Ricardo e Hilda, Lima, 1970. Foto: Archivo familiar

 

Bibliografía:

  • Tacu, Andreea. 2018. “La estética revolucionaria del esperpento en la novela Tirano Banderas por Ramón María del Valle-Inclán”. En Studia lingüística et philologica In Honorem Magistrae Tudora Sandru Mehedinti. Cracovia: Editura Universitaria, pp.226-237.
  • Olivera, B. M. (2019). Mercedes Olivera: Feminismo popular y revolución : entre la militancia y la antropología:antología esencial. Buenos Aires: Clacso.

 

[1]    Esta dirección de correo electrónico está siendo protegida contra los robots de spam. Necesita tener JavaScript habilitado para poder verlo.

[2]    Algunos ejemplares de la revista Xilote que editaba este grupo yacen en los archivos de la AGN de la Ciudad de México.

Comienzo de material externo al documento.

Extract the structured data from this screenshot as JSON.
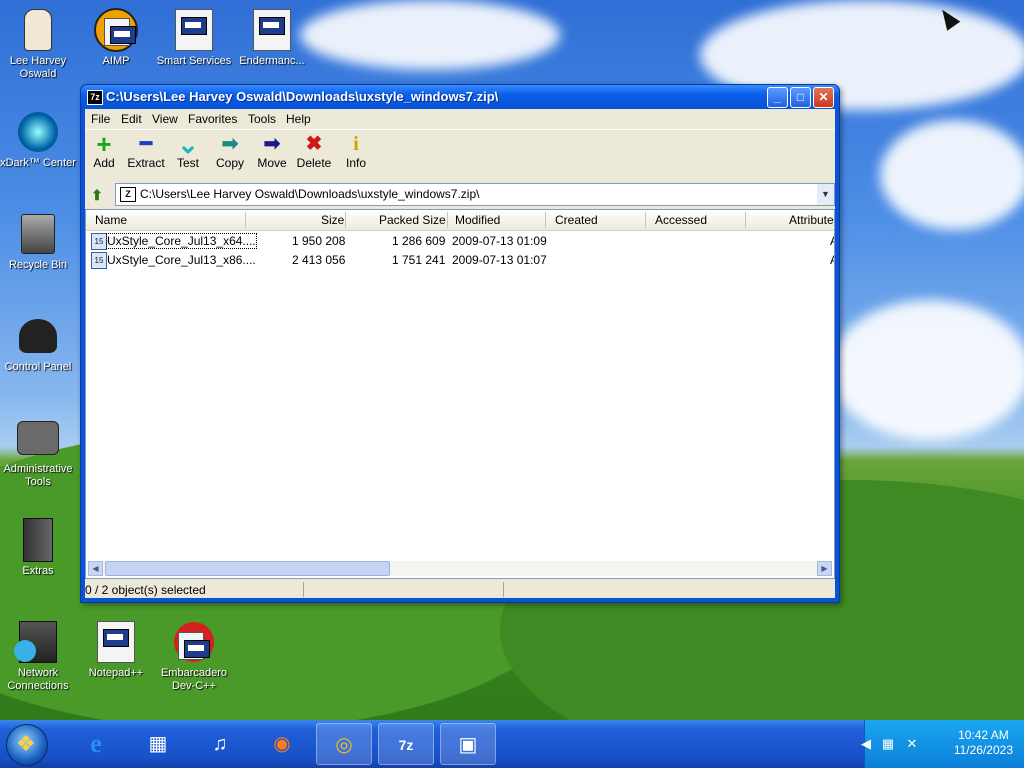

[3]    El esperpento es una de las propuestas estéticas y políticas de Ramón María del Valle-Inclán, que evoca lo grotesco a través de un humor deformante de la realidad. La primera obra signada en esta propuesta fue Luces de Bohemia (1920); sin embargo, en Tirando Banderas. Novela de tierra caliente, publicada en 1926, es que la propuesta adquiere una verdadera dimensión política. Esta novela toma como escenario un país latinoamericano imaginario bajo el mandato de un dictador, también imaginario, el general Don Santos Banderas. “Sin embargo el enfoque de la obra no es perfilar a un tirano individual, sino en denunciar la degradación de la persona por la tiranía. La novela es un ácida sátira social y política, que condena la tiranía militar en los países de Hispanoamérica. En la obra de Valle-Inclán, el carácter satírico, la implícita intención crítica, se manifiesta mediante el esperpento” (Tacu, 2018: 226).

[4]    Sobre todo el Departamento de Antropología de la Universidad Iberoamericana en 1966, CIS-INAH (hoy Centro de Investigaciones y Estudios Superiores en Antropología Social) en 1973, el departamento de antropología de la Universidad Autónoma Metropolitana-Iztapalapa en 1975, y el Colegio de Michoacán en 1979.

[5]    La fase de autogobierno y autoaprendizaje fue una conquista estudiantil emanada de 1968 que se implementó en la ENAH y en otras instancias universitarias, como la facultad de arquitectura de la UNAM. A grandes rasgos, en la ENAH esta figura facultaba a los estudiantes para incidir sobre los contenidos de su formación profesional y la ruta que debía asumir la antropología postindigenista. La nueva antropología debía ser una disciplina vinculada con las problemáticas de la sociedad y el entorno local, y ya no una herramienta de los proyectos de estado o de otros órganos de poder. Así, los estudiantes podrían optar entre cursar las materias propuestas por la institución o demandar el registro de asignaturas que se ajustaran mejor a sus intereses formativos. Para ello podían invitar a profesores externos. Esto, en parte, resultó en el tsunami de economistas y politólogos que ocuparon la ENAH durante esos años. De igual modo, los estudiantes tenían la capacidad de votar por la permanencia o por el veto a sus profesores. Esa agencia estudiantil bien encaminada posibilitó aulas de gran aprendizaje y debate en beneficio del estudiantado y de la disciplina, pero también invitó a que algunos grupos distorsionaran el sentido de su agencia.

[6]    Esta última materia la impartió en conjunto con César Huerta Ríos, antropólogo panameño incorporado como docente a la ENAH en la fase de reantropologización de la escuela, y quien se convertiría con el paso de las décadas en un emblemático profesor.